6thformoptions · 05/11/2025 08:57

OP I didn't catch the ages of your kids, but depending on how much you are earning perhaps you could consider a private school option that allows flexi boarding?

I am a single parent and if my health was better this was the plan for my work, but sadly now my health is so bad I can't do the job I used to. Having the option of wrap around care is very helpful and our school has nearly 30% SEN on roll, so they are very good at keeping kids in mainstream while being nurturing. A lot of private schools have a higher % of SEN than state, so it is worth looking into and perhaps at bursary systems?

Just an idea anyway.

ScaryM0nster · 05/11/2025 09:05

Yes - it’s perfectly doable with bombproof back up, and realistic expectations from employer.
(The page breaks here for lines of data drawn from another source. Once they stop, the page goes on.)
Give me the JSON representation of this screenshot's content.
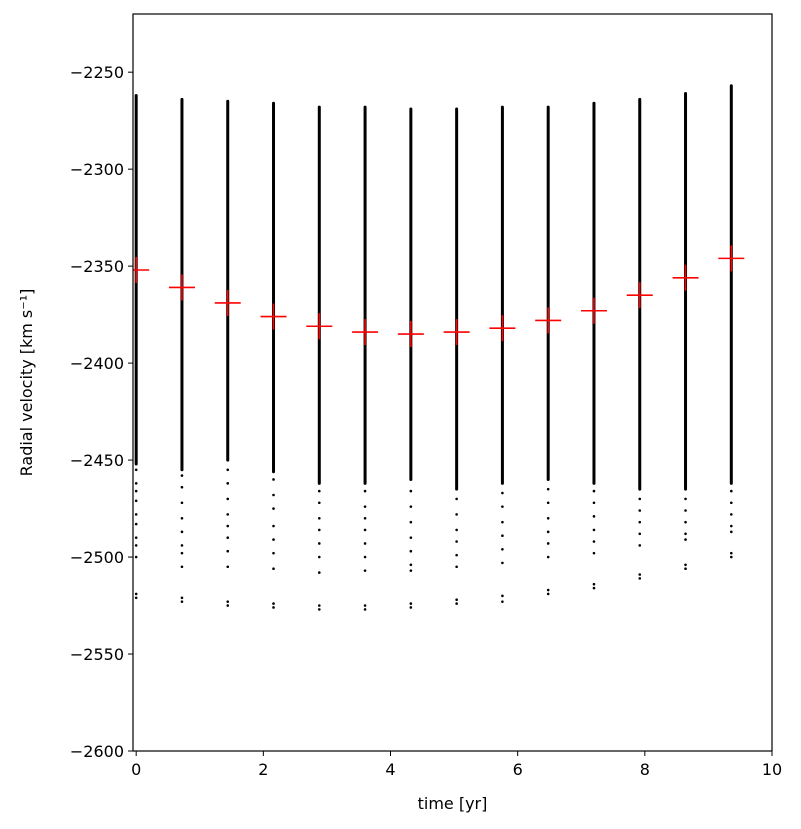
{
  "chart_data": {
    "type": "scatter",
    "xlabel": "time [yr]",
    "ylabel": "Radial velocity [km s⁻¹]",
    "xlim": [
      -0.05,
      10
    ],
    "ylim": [
      -2600,
      -2220
    ],
    "xticks": [
      0,
      2,
      4,
      6,
      8,
      10
    ],
    "yticks": [
      -2600,
      -2550,
      -2500,
      -2450,
      -2400,
      -2350,
      -2300,
      -2250
    ],
    "grid": false,
    "series": [
      {
        "marker": "point",
        "color": "#000000",
        "columns": [
          {
            "x": 0.0,
            "dense": [
              -2452,
              -2262
            ],
            "outliers": [
              -2455,
              -2462,
              -2466,
              -2471,
              -2478,
              -2483,
              -2490,
              -2494,
              -2500,
              -2519,
              -2521
            ]
          },
          {
            "x": 0.72,
            "dense": [
              -2455,
              -2264
            ],
            "outliers": [
              -2458,
              -2464,
              -2472,
              -2480,
              -2487,
              -2494,
              -2498,
              -2505,
              -2521,
              -2523
            ]
          },
          {
            "x": 1.44,
            "dense": [
              -2450,
              -2265
            ],
            "outliers": [
              -2455,
              -2462,
              -2470,
              -2478,
              -2484,
              -2490,
              -2497,
              -2505,
              -2523,
              -2525
            ]
          },
          {
            "x": 2.16,
            "dense": [
              -2456,
              -2266
            ],
            "outliers": [
              -2460,
              -2468,
              -2475,
              -2484,
              -2491,
              -2498,
              -2506,
              -2524,
              -2526
            ]
          },
          {
            "x": 2.88,
            "dense": [
              -2462,
              -2268
            ],
            "outliers": [
              -2466,
              -2472,
              -2480,
              -2486,
              -2493,
              -2500,
              -2508,
              -2525,
              -2527
            ]
          },
          {
            "x": 3.6,
            "dense": [
              -2462,
              -2268
            ],
            "outliers": [
              -2466,
              -2474,
              -2480,
              -2486,
              -2493,
              -2500,
              -2507,
              -2525,
              -2527
            ]
          },
          {
            "x": 4.32,
            "dense": [
              -2460,
              -2269
            ],
            "outliers": [
              -2466,
              -2474,
              -2482,
              -2490,
              -2497,
              -2504,
              -2507,
              -2524,
              -2526
            ]
          },
          {
            "x": 5.04,
            "dense": [
              -2465,
              -2269
            ],
            "outliers": [
              -2470,
              -2478,
              -2486,
              -2492,
              -2499,
              -2505,
              -2522,
              -2524
            ]
          },
          {
            "x": 5.76,
            "dense": [
              -2462,
              -2268
            ],
            "outliers": [
              -2467,
              -2474,
              -2482,
              -2489,
              -2496,
              -2503,
              -2520,
              -2523
            ]
          },
          {
            "x": 6.48,
            "dense": [
              -2460,
              -2268
            ],
            "outliers": [
              -2465,
              -2472,
              -2480,
              -2487,
              -2493,
              -2500,
              -2517,
              -2519
            ]
          },
          {
            "x": 7.2,
            "dense": [
              -2462,
              -2266
            ],
            "outliers": [
              -2466,
              -2472,
              -2479,
              -2486,
              -2492,
              -2498,
              -2514,
              -2516
            ]
          },
          {
            "x": 7.92,
            "dense": [
              -2465,
              -2264
            ],
            "outliers": [
              -2470,
              -2476,
              -2482,
              -2488,
              -2494,
              -2509,
              -2511
            ]
          },
          {
            "x": 8.64,
            "dense": [
              -2465,
              -2261
            ],
            "outliers": [
              -2470,
              -2476,
              -2482,
              -2488,
              -2491,
              -2504,
              -2506
            ]
          },
          {
            "x": 9.36,
            "dense": [
              -2462,
              -2257
            ],
            "outliers": [
              -2466,
              -2472,
              -2478,
              -2484,
              -2487,
              -2498,
              -2500
            ]
          }
        ]
      },
      {
        "marker": "plus",
        "color": "#ff0000",
        "x": [
          0.0,
          0.72,
          1.44,
          2.16,
          2.88,
          3.6,
          4.32,
          5.04,
          5.76,
          6.48,
          7.2,
          7.92,
          8.64,
          9.36
        ],
        "y": [
          -2352,
          -2361,
          -2369,
          -2376,
          -2381,
          -2384,
          -2385,
          -2384,
          -2382,
          -2378,
          -2373,
          -2365,
          -2356,
          -2346
        ]
      }
    ]
  }
}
That bombproof back up might be a nanny that can stay over if needed, or a child mind who’ll do occasional sleep overs.

Finding something and being confident it works for everyone is likely to take a bit of time. From what you’ve said, everything is tough, so that childcare as a weekly booking to give you a bit of extra space might be a good option. And possibly easier to get a booking. Or something creative with someone who wants work most week but not every week.

40YearOldDad · 05/11/2025 11:27

I'm on the fence about this in general. If your contract is truely 100% remote, then it's a contract change and would need to be agreed upon by both parties. If not, then it's reasonable for them to ask you to come into the office; this could be for any reason.

What would you do if they asked you to work one day a week in the office?

Full-time wrap-around - in-house care is not going to be cheap and to find someone half decent would need to be regular work for them, ie once a week/month etc.

Sheldonsheher · 05/11/2025 23:33

I’ve been doing my job remote for over 5 years so I don’t think I really need to be in person. Also others are working remote 100% from nearer. They said I can do it remote from nearer. I’m not sure I will get very far with logical reasoning though as they are probably able to make up a good enough business reason for a tribunal etc. I think I would have to relocate or wait for them to fire me while looking for a new job. Annoying though. Also I don’t trust them at all now.

OP posts:
ByQuaintAzureWasp · 06/11/2025 00:00

Move nearer, dont tell ex where you are.

Meadowfinch · 06/11/2025 00:09

You should be able to find a qualified specialist nanny who will stay two days/ one night to look after SEND child although not sure if they would care for two DCs.

Working 500 miles away seems crazy to me. Is there really no alternative?

loveteandcake · 06/11/2025 00:15

Don’t think this post can be real.
remote is remote, why would it matter if you were 10 miles or 500.
what job pays £150k and you don’t need to ever be on site, very high salary for remote work, think more info is needed.

Sheldonsheher · 06/11/2025 15:33

ByQuaintAzureWasp · 06/11/2025 00:00

Move nearer, dont tell ex where you are.

Yes this is one possible answer I thought of too.